Some marchers carried a cloth banner that said "Free Pfc. Manning. Whistleblowing is not a crime." The sign referred to Bradley Manning, the U.S. Army private accused of leaking hundreds of thousands classified military and diplomatic documents to WikiLeaks.

'War Parties'

"Both the Democratic Party and the Republican Party are war parties" said a speaker whose voice was broadcast by a portable loudspeaker from inside the police cordon.

One protester was arrested for trying to cross police lines, Charlotte-Mecklenburg Police Chief Rodney Moore said.

The Democrats' three-day convention will feature ordinary Americans -- many of whom have introduced Obama at campaign events -- talking about how his policies on health care, the bailout of the auto industry and other issues have benefited them personally, Democratic officials told reporters at a briefing today.

Michelle Obama will talk about the president as a husband, father and friend, as well as the values that motivate his decisions, the officials said.

Obama told supporters in Virginia he'd be watching his wife's speech at home with the couple's two daughters.

"I am going to try not to let them see their daddy cry," he said. "Because when Michelle starts talking, I start getting all misty."

Castro, a Stanford University and Harvard Law School graduate who is the first Hispanic to deliver a convention keynote speech, will talk about his personal story and the future of the Democratic Party.

Hispanic Vote

Hispanics may account for 8.9 percent of the U.S. electorate in November, up from 7.4 percent in 2008, according to a report last month by the Center for Immigration Studies, a Washington-based research institute.

Support from Hispanics helped Obama win the White House four years ago, and this year their votes could be crucial in battleground states including Florida, Colorado and Nevada.

Also speaking tonight is Massachusetts Governor Deval Patrick, who will contrast Romney's vision of his achievements as that state's chief executive from 2003-2007 and what Democrats see as the negative impact of his economic policies.

Romney today is in Vermont preparing for October's three presidential debates and has no public events.

The convention's final night is scheduled to be moved from an indoor arena to the Charlotte's Bank of America outdoor sports stadium for Obama's speech. Convention planners say contingency plans call for holding the gathering in the smaller arena if severe thunderstorms move into the area.

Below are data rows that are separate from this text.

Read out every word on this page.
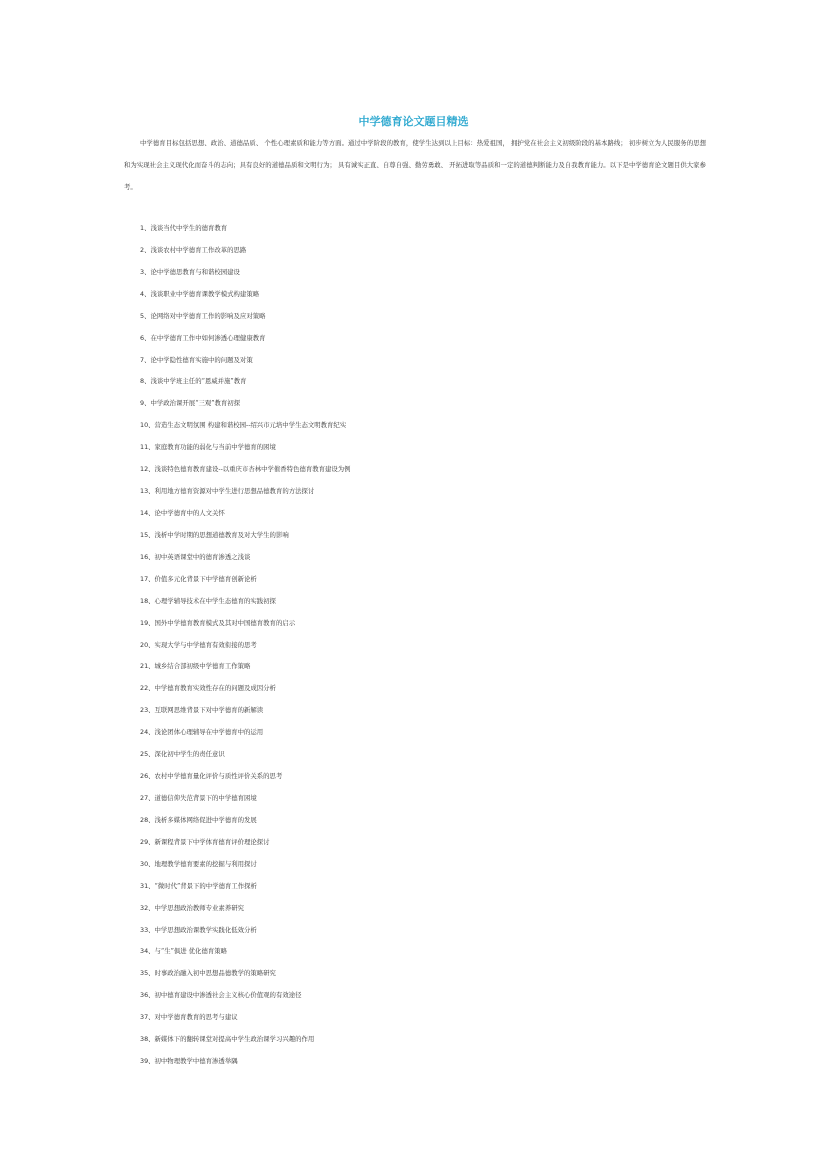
中学德育论文题目精选
中学德育目标包括思想、政治、道德品质、 个性心理素质和能力等方面。通过中学阶段的教育，使学生达到以上目标：热爱祖国， 拥护党在社会主义初级阶段的基本路线； 初步树立为人民服务的思想和为实现社会主义现代化而奋斗的志向；具有良好的道德品质和文明行为； 具有诚实正直、自尊自强、勤劳勇敢、 开拓进取等品质和一定的道德判断能力及自我教育能力。以下是中学德育论文题目供大家参考。
1、浅谈当代中学生的德育教育
2、浅谈农村中学德育工作改革的思路
3、论中学德思教育与和谐校园建设
4、浅谈职业中学德育课教学模式构建策略
5、论网络对中学德育工作的影响及应对策略
6、在中学德育工作中如何渗透心理健康教育
7、论中学隐性德育实施中的问题及对策
8、浅谈中学班主任的“恩威并施”教育
9、中学政治课开展“三观”教育初探
10、营造生态文明氛围 构建和谐校园--绍兴市元培中学生态文明教育纪实
11、家庭教育功能的弱化与当前中学德育的困境
12、浅谈特色德育教育建设--以重庆市杏林中学催香特色德育教育建设为例
13、利用地方德育资源对中学生进行思想品德教育的方法探讨
14、论中学德育中的人文关怀
15、浅析中学时期的思想道德教育及对大学生的影响
16、初中英语课堂中的德育渗透之浅谈
17、价值多元化背景下中学德育创新论析
18、心理学辅导技术在中学生态德育的实践初探
19、国外中学德育教育模式及其对中国德育教育的启示
20、实现大学与中学德育有效衔接的思考
21、城乡结合部初级中学德育工作策略
22、中学德育教育实效性存在的问题及成因分析
23、互联网思维背景下对中学德育的新解读
24、浅论团体心理辅导在中学德育中的运用
25、深化初中学生的责任意识
26、农村中学德育量化评价与质性评价关系的思考
27、道德信仰失范背景下的中学德育困境
28、浅析多媒体网络促进中学德育的发展
29、新课程背景下中学体育德育评价理论探讨
30、地理教学德育要素的挖掘与利用探讨
31、“微时代”背景下的中学德育工作探析
32、中学思想政治教师专业素养研究
33、中学思想政治课教学实践化低效分析
34、与“生”俱进 优化德育策略
35、时事政治融入初中思想品德教学的策略研究
36、初中德育建设中渗透社会主义核心价值观的有效途径
37、对中学德育教育的思考与建议
38、新媒体下的翻转课堂对提高中学生政治课学习兴趣的作用
39、初中物理教学中德育渗透举隅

Jarrett, when asked at her breakfast interview to list her regrets about the administration's first term, said Obama and his team should have "spent more time outside of Washington in that first year."

Jarrett said a better job of energizing Democrats nationally would have helped the party avoid its losses in the 2010 congressional elections, which included Republicans taking control of the House.

Obama "didn't appreciate early on how important it was to tell" his side of the story, she said.